I wish I put money on this… I put money on the MySQL 5.1 GA release date (which I was happy to loose), but in the years since you can see that InnoDB is still reigning supreme with all that came to replace it having fallen away for one reason or another. It’s still on track to have MySQL Cluster be the only real alternative (now also, funnily enough, owned by Oracle). I have to say, it’s kind of a hollow victory though, it would have been nice to see Falcon and PBXT be serious players in today’s market.

AlsoSQL

So there’s a bit of a swelling around the idea of NoSQL. That is, databases that don’t have an SQL interface in front of them – with the promise of better performance. With a well designed backend, this is no doubt the case.

A flexible query language is rather useful though.

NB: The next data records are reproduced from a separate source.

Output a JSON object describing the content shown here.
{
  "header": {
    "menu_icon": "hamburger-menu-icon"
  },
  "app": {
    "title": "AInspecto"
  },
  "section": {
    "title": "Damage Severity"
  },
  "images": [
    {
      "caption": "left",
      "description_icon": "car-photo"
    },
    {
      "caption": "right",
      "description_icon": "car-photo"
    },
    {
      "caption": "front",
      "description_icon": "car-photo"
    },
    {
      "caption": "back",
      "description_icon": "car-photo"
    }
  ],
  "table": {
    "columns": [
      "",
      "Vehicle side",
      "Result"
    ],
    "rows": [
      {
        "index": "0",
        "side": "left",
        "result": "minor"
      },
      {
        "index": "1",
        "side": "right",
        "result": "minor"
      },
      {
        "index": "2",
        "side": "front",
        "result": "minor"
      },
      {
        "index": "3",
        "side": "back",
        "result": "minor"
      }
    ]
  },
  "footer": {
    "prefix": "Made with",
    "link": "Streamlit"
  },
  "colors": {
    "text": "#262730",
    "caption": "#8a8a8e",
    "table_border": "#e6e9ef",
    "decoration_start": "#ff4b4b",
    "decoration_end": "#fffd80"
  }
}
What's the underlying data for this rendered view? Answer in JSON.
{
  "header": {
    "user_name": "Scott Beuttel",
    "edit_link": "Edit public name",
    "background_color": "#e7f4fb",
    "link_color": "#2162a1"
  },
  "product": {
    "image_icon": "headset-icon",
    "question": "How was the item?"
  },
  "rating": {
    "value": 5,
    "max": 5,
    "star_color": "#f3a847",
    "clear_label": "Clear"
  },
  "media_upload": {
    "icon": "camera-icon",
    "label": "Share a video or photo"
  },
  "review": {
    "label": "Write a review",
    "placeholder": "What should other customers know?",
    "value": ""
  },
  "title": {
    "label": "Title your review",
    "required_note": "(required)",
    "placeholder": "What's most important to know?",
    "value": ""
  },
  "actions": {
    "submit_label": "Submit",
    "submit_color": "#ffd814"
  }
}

I think we’ll see the rise of AlsoSQL. That is systems that present a fast and simple protocol along with a SQL interface.

This hybrid system has seen use for many years. MySQL Cluster is one such example. SQL through MySQL Server, NoSQL through NDB API.

With Drizzle, I feel we’ll be in a pretty good position to offer non-sql based protocols and access methods to existing storage engines.

NDB$INFO with SQL hits beta

Bernhard blogged over at http://ocklin.blogspot.com/2010/02/mysql-cluster-711-is-there.html that MySQL Cluster 7.1.1 Beta has been released. The big feature (from my point of view) is the SQL interface on top of NDB$INFO. This means there is now full infrastructure from the NDB data nodes right out to SQL in the MySQL Server for adding monitoring to any bit of the internals of the data nodes.